Below is the list of ingredients in TIM’S ‘ADE. There are just seven, and I recognize each one. Artificial flavoring and food coloring aren’t the greatest but I can live with them, given what I’ve been drinking up til now.

INGREDIENTS:

WATER, HONEY, CITRIC ACID, ARTIFICIAL FRUIT FLAVORING (in this case Strawberry), MALTODEXTRIN, ASCORBIC ACID, RED 40

TYPICAL SPORTS DRINK

NOW – Here is the list of ingredients in a typical Sports Drink.  I recently drank this stuff (I won’t tell you the NAME of this product, but it’s manufactured by Coca-Cola and it’s makeup is very similar to all the alternative brands out there):

INGREDIENTS:

WATER, HIGH FRUCTOSE CORN SYRUP, CITRIC ACID, SALT, MONO-POTASSIUM PHOSPHATE, MAGNESIUM CHLORIDE, CALCIUM CHLORIDE, GUM ACACIA, NATURAL FLAVORS, GLYCEROL ESTER OF ROSIN, VITAMIN B3, YELLOW 5, VITAMIN B12, VITAMIN B12, ASCORBIC ACID, CALCIUM DISODIUM EDTA

Sixteen ingredients, but the ugliest one is the High Fructose Corn Syrup.

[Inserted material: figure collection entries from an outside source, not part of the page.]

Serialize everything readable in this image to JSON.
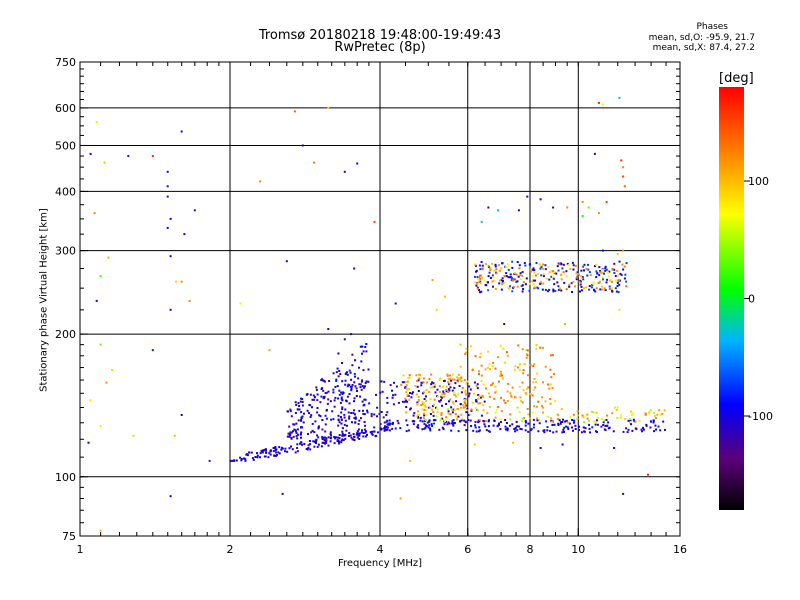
{
  "header": {
    "title_line1": "Tromsø 20180218 19:48:00-19:49:43",
    "title_line2": "RwPretec (8p)"
  },
  "phases": {
    "title": "Phases",
    "line1": "mean, sd,O: -95.9, 21.7",
    "line2": "mean, sd,X:  87.4, 27.2"
  },
  "colorbar": {
    "unit": "[deg]",
    "ticks": [
      {
        "value": 100,
        "label": "100"
      },
      {
        "value": 0,
        "label": "0"
      },
      {
        "value": -100,
        "label": "-100"
      }
    ],
    "range": [
      -180,
      180
    ]
  },
  "chart_data": {
    "type": "scatter",
    "title": "Tromsø 20180218 19:48:00-19:49:43",
    "subtitle": "RwPretec (8p)",
    "xlabel": "Frequency [MHz]",
    "ylabel": "Stationary phase Virtual Height [km]",
    "xscale": "log",
    "yscale": "log",
    "xlim": [
      1,
      16
    ],
    "ylim": [
      75,
      750
    ],
    "grid": true,
    "legend": "colorbar-right",
    "x_ticks": [
      {
        "value": 1,
        "label": "1"
      },
      {
        "value": 2,
        "label": "2"
      },
      {
        "value": 4,
        "label": "4"
      },
      {
        "value": 6,
        "label": "6"
      },
      {
        "value": 8,
        "label": "8"
      },
      {
        "value": 10,
        "label": "10"
      },
      {
        "value": 16,
        "label": "16"
      }
    ],
    "x_grid": [
      2,
      4,
      6,
      8,
      10
    ],
    "y_ticks": [
      {
        "value": 75,
        "label": "75"
      },
      {
        "value": 100,
        "label": "100"
      },
      {
        "value": 200,
        "label": "200"
      },
      {
        "value": 300,
        "label": "300"
      },
      {
        "value": 400,
        "label": "400"
      },
      {
        "value": 500,
        "label": "500"
      },
      {
        "value": 600,
        "label": "600"
      },
      {
        "value": 750,
        "label": "750"
      }
    ],
    "y_grid": [
      100,
      200,
      300,
      400,
      500,
      600
    ],
    "color_variable": "phase [deg]",
    "points": [
      [
        1.05,
        480,
        -100
      ],
      [
        1.08,
        560,
        60
      ],
      [
        1.12,
        460,
        40
      ],
      [
        1.07,
        360,
        120
      ],
      [
        1.1,
        265,
        20
      ],
      [
        1.08,
        235,
        -110
      ],
      [
        1.14,
        290,
        110
      ],
      [
        1.1,
        190,
        30
      ],
      [
        1.16,
        168,
        50
      ],
      [
        1.13,
        158,
        120
      ],
      [
        1.05,
        145,
        80
      ],
      [
        1.1,
        128,
        60
      ],
      [
        1.04,
        118,
        -90
      ],
      [
        1.1,
        77,
        100
      ],
      [
        1.25,
        475,
        -80
      ],
      [
        1.4,
        475,
        160
      ],
      [
        1.5,
        440,
        -100
      ],
      [
        1.5,
        410,
        -110
      ],
      [
        1.5,
        390,
        -110
      ],
      [
        1.52,
        350,
        -100
      ],
      [
        1.5,
        335,
        -100
      ],
      [
        1.62,
        325,
        -110
      ],
      [
        1.7,
        365,
        -120
      ],
      [
        1.52,
        292,
        -110
      ],
      [
        1.52,
        225,
        -110
      ],
      [
        1.56,
        258,
        90
      ],
      [
        1.66,
        235,
        120
      ],
      [
        1.4,
        185,
        -80
      ],
      [
        1.6,
        135,
        -110
      ],
      [
        1.28,
        122,
        50
      ],
      [
        1.55,
        122,
        100
      ],
      [
        1.52,
        91,
        -110
      ],
      [
        1.82,
        108,
        -80
      ],
      [
        1.6,
        535,
        -110
      ],
      [
        1.6,
        258,
        120
      ],
      [
        2.1,
        232,
        60
      ],
      [
        2.3,
        420,
        120
      ],
      [
        2.4,
        185,
        110
      ],
      [
        2.6,
        285,
        -100
      ],
      [
        2.7,
        590,
        140
      ],
      [
        2.8,
        500,
        -100
      ],
      [
        2.95,
        460,
        130
      ],
      [
        2.55,
        92,
        -110
      ],
      [
        3.15,
        600,
        90
      ],
      [
        3.6,
        458,
        -110
      ],
      [
        3.4,
        440,
        -110
      ],
      [
        3.55,
        275,
        -100
      ],
      [
        3.15,
        205,
        -110
      ],
      [
        3.4,
        195,
        -110
      ],
      [
        3.3,
        182,
        -95
      ],
      [
        3.5,
        200,
        -110
      ],
      [
        3.9,
        345,
        150
      ],
      [
        4.3,
        232,
        -100
      ],
      [
        4.4,
        90,
        110
      ],
      [
        4.6,
        108,
        100
      ],
      [
        5.1,
        260,
        110
      ],
      [
        5.4,
        240,
        100
      ],
      [
        5.2,
        225,
        50
      ],
      [
        5.8,
        190,
        40
      ],
      [
        6.4,
        345,
        -20
      ],
      [
        6.6,
        370,
        -110
      ],
      [
        6.9,
        365,
        -20
      ],
      [
        7.6,
        365,
        -110
      ],
      [
        7.9,
        390,
        -100
      ],
      [
        8.4,
        385,
        -100
      ],
      [
        8.9,
        370,
        -110
      ],
      [
        9.5,
        370,
        120
      ],
      [
        10.2,
        380,
        120
      ],
      [
        10.5,
        370,
        30
      ],
      [
        10.2,
        355,
        10
      ],
      [
        11.0,
        360,
        120
      ],
      [
        11.4,
        380,
        150
      ],
      [
        11.2,
        300,
        -90
      ],
      [
        12.0,
        295,
        90
      ],
      [
        10.8,
        480,
        -110
      ],
      [
        11.0,
        615,
        170
      ],
      [
        11.2,
        610,
        60
      ],
      [
        12.2,
        465,
        160
      ],
      [
        12.3,
        450,
        120
      ],
      [
        12.3,
        430,
        150
      ],
      [
        12.4,
        410,
        140
      ],
      [
        12.1,
        630,
        -30
      ],
      [
        12.3,
        300,
        120
      ],
      [
        7.1,
        210,
        -110
      ],
      [
        9.4,
        210,
        30
      ],
      [
        12.1,
        225,
        60
      ],
      [
        12.3,
        92,
        -110
      ],
      [
        13.8,
        101,
        160
      ],
      [
        11.8,
        115,
        -100
      ],
      [
        6.2,
        117,
        90
      ],
      [
        7.4,
        118,
        100
      ],
      [
        8.4,
        115,
        -100
      ],
      [
        9.3,
        117,
        -100
      ]
    ],
    "clusters": [
      {
        "x": [
          2.0,
          4.2
        ],
        "y": [
          108,
          130
        ],
        "phase": [
          -120,
          -90
        ],
        "count": 180,
        "slope": "rising"
      },
      {
        "x": [
          2.6,
          3.8
        ],
        "y": [
          120,
          195
        ],
        "phase": [
          -125,
          -80
        ],
        "count": 240,
        "slope": "fan"
      },
      {
        "x": [
          3.3,
          6.5
        ],
        "y": [
          128,
          160
        ],
        "phase": [
          -120,
          -90
        ],
        "count": 200,
        "slope": "flat"
      },
      {
        "x": [
          4.4,
          6.0
        ],
        "y": [
          135,
          165
        ],
        "phase": [
          80,
          130
        ],
        "count": 110,
        "slope": "flat"
      },
      {
        "x": [
          4.0,
          15.0
        ],
        "y": [
          124,
          132
        ],
        "phase": [
          -120,
          -80
        ],
        "count": 220,
        "slope": "flat"
      },
      {
        "x": [
          4.5,
          15.0
        ],
        "y": [
          130,
          140
        ],
        "phase": [
          40,
          130
        ],
        "count": 120,
        "slope": "flat"
      },
      {
        "x": [
          5.8,
          9.0
        ],
        "y": [
          140,
          190
        ],
        "phase": [
          80,
          140
        ],
        "count": 140,
        "slope": "flat"
      },
      {
        "x": [
          6.2,
          12.5
        ],
        "y": [
          245,
          285
        ],
        "phase": [
          -120,
          -60
        ],
        "count": 200,
        "slope": "flat"
      },
      {
        "x": [
          6.2,
          12.5
        ],
        "y": [
          248,
          282
        ],
        "phase": [
          60,
          140
        ],
        "count": 130,
        "slope": "flat"
      }
    ]
  }
}
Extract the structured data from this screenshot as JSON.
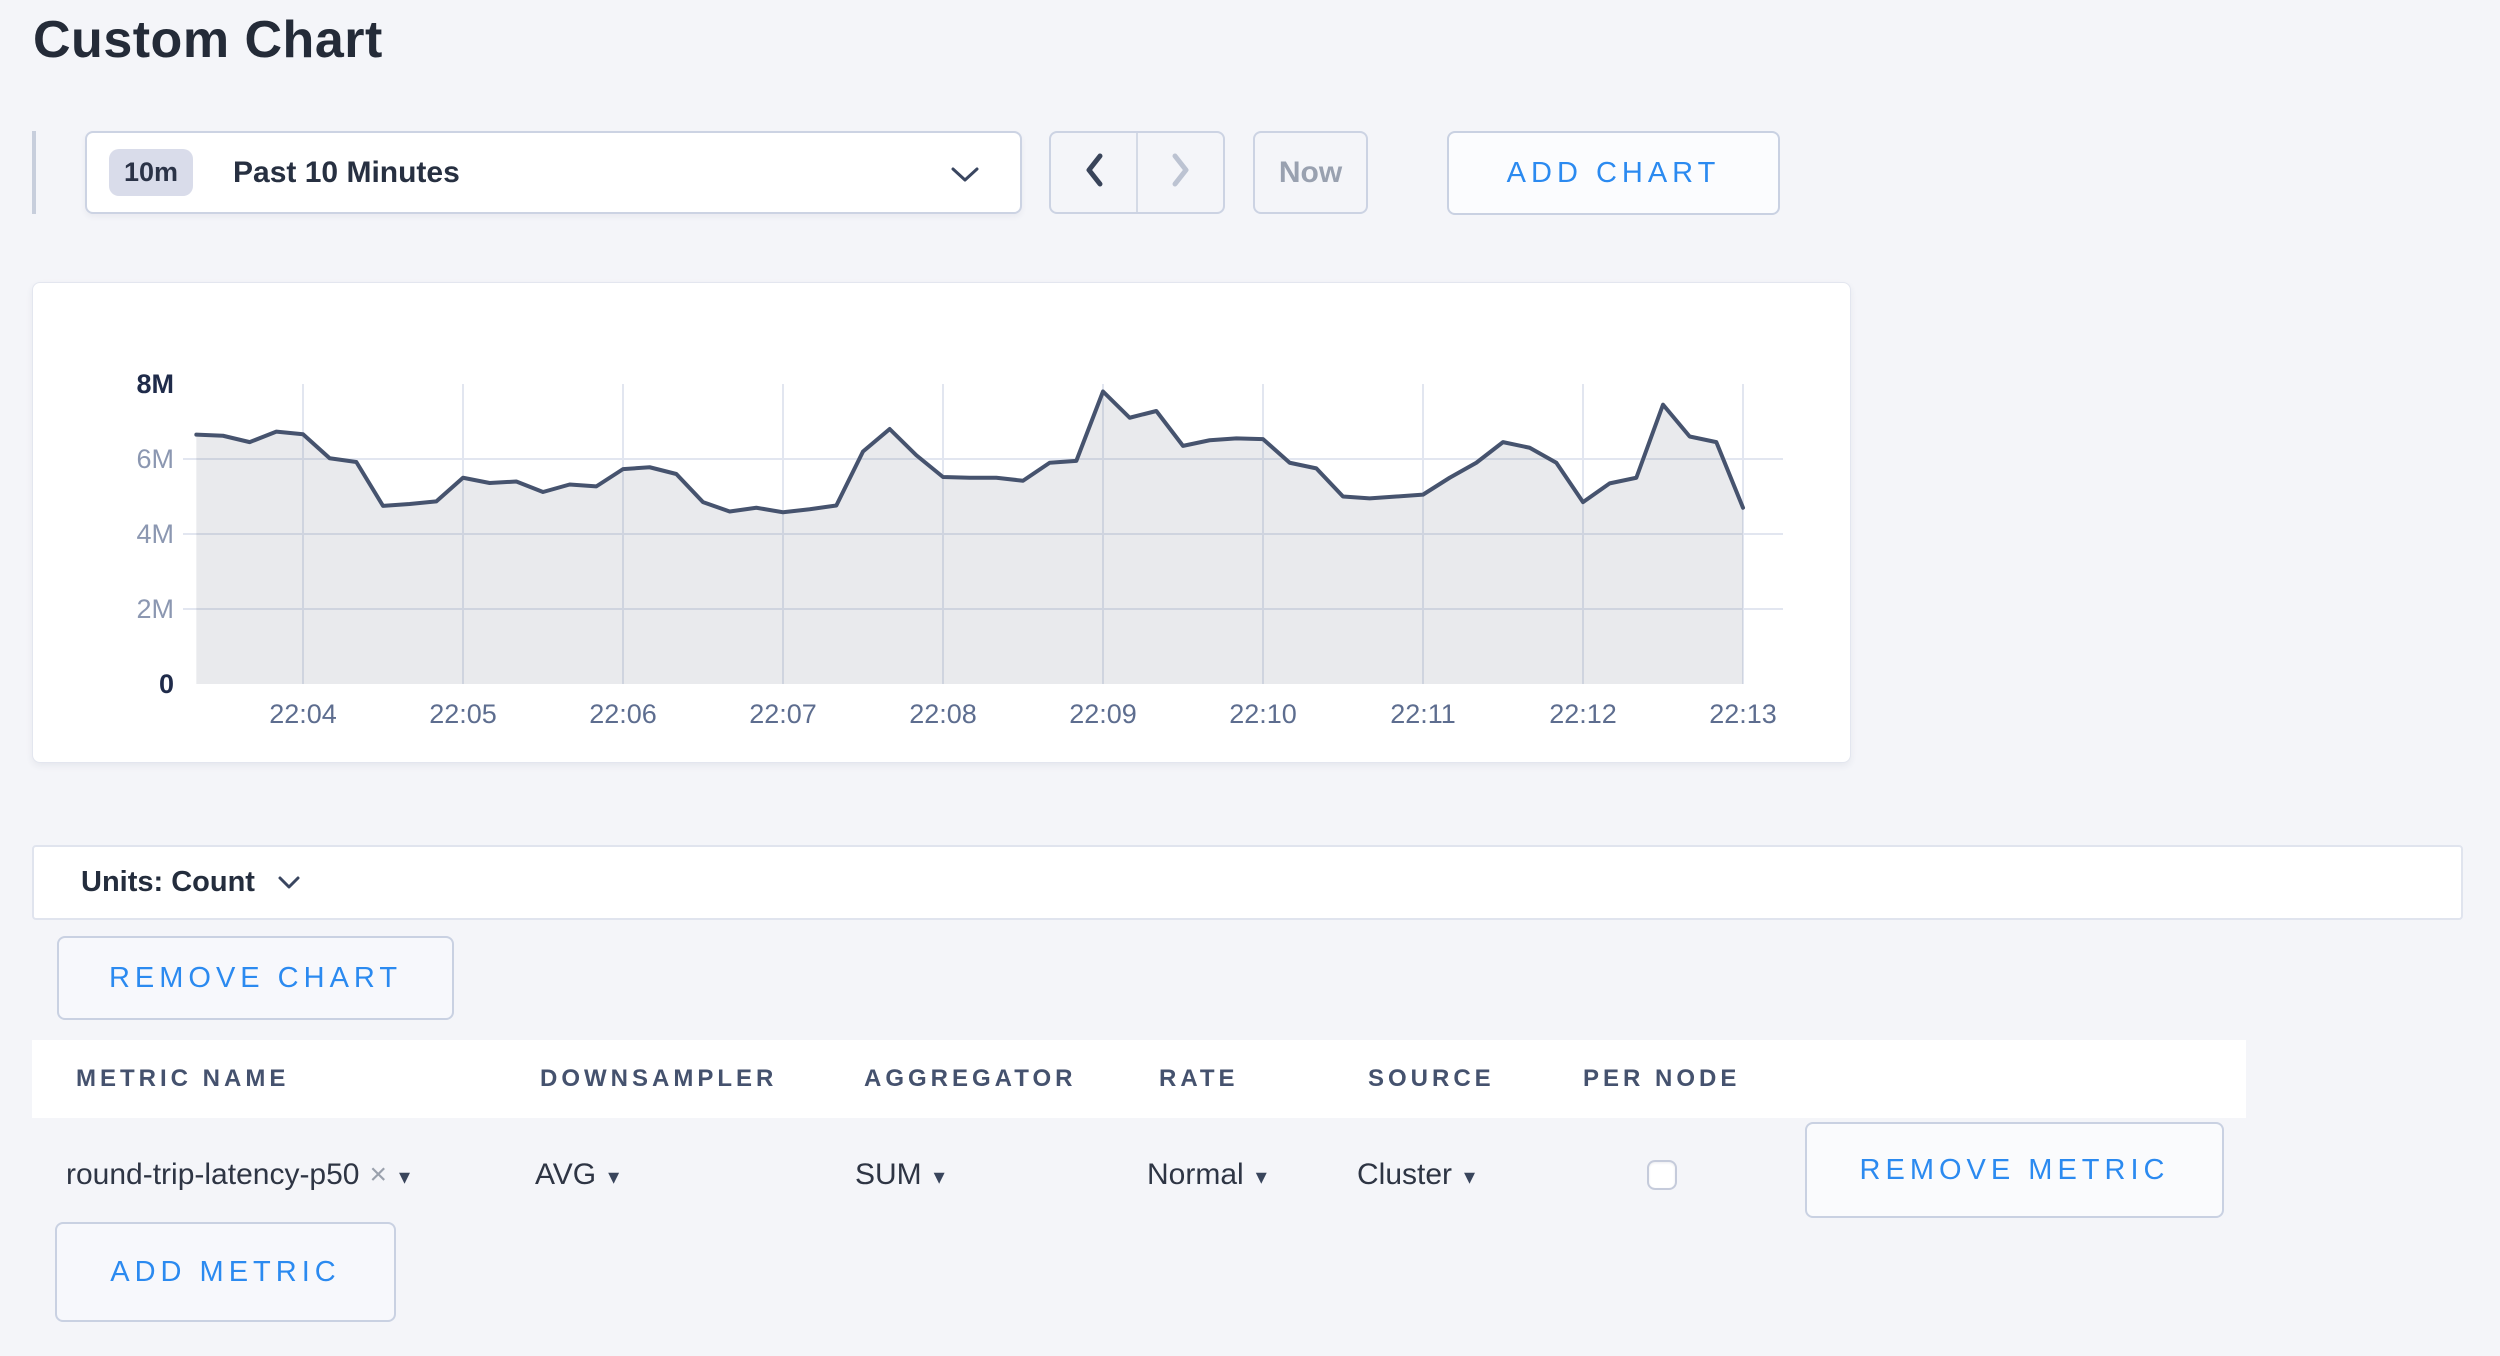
{
  "page_title": "Custom Chart",
  "toolbar": {
    "range_badge": "10m",
    "range_label": "Past 10 Minutes",
    "now_label": "Now",
    "add_chart_label": "ADD CHART"
  },
  "chart_data": {
    "type": "area",
    "title": "",
    "unit": "Count",
    "x_start": "22:03:20",
    "x_step_seconds": 10,
    "x_ticks": [
      "22:04",
      "22:05",
      "22:06",
      "22:07",
      "22:08",
      "22:09",
      "22:10",
      "22:11",
      "22:12",
      "22:13"
    ],
    "y_ticks": [
      "0",
      "2M",
      "4M",
      "6M",
      "8M"
    ],
    "ylim_millions": [
      0,
      8
    ],
    "grid": true,
    "legend": "none",
    "line_color": "#46536e",
    "fill_color": "rgba(70,83,110,0.12)",
    "values_millions": [
      6.65,
      6.62,
      6.45,
      6.73,
      6.66,
      6.02,
      5.92,
      4.75,
      4.8,
      4.87,
      5.5,
      5.36,
      5.4,
      5.12,
      5.32,
      5.27,
      5.73,
      5.78,
      5.6,
      4.85,
      4.6,
      4.7,
      4.58,
      4.66,
      4.76,
      6.2,
      6.8,
      6.1,
      5.52,
      5.5,
      5.5,
      5.42,
      5.9,
      5.95,
      7.8,
      7.1,
      7.28,
      6.35,
      6.5,
      6.55,
      6.53,
      5.9,
      5.75,
      5.0,
      4.95,
      5.0,
      5.05,
      5.5,
      5.9,
      6.45,
      6.3,
      5.9,
      4.85,
      5.35,
      5.5,
      7.45,
      6.6,
      6.45,
      4.7
    ]
  },
  "units_bar": {
    "label": "Units: Count"
  },
  "remove_chart_label": "REMOVE CHART",
  "metrics_table": {
    "columns": [
      "METRIC NAME",
      "DOWNSAMPLER",
      "AGGREGATOR",
      "RATE",
      "SOURCE",
      "PER NODE"
    ],
    "rows": [
      {
        "metric_name": "round-trip-latency-p50",
        "downsampler": "AVG",
        "aggregator": "SUM",
        "rate": "Normal",
        "source": "Cluster",
        "per_node_checked": false,
        "remove_label": "REMOVE METRIC"
      }
    ],
    "add_metric_label": "ADD METRIC"
  },
  "icons": {
    "caret": "▾",
    "remove": "×"
  },
  "colors": {
    "accent_blue": "#2b8af0",
    "page_background": "#f4f5f9",
    "chart_line": "#46536e",
    "grid_line": "#e2e6f0"
  }
}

It’s nice that they have the B vitamins, but I can just take a B supplement alongside my own ‘ADE. And I can avoid the plastic, the cost, and the HFCS. And I get to have the fun of MAKING MY OWN ‘ADE IN MY OWN LITTLE FACTORY. For me it’s a no brainer. I’ll be making my ‘ADE from now on.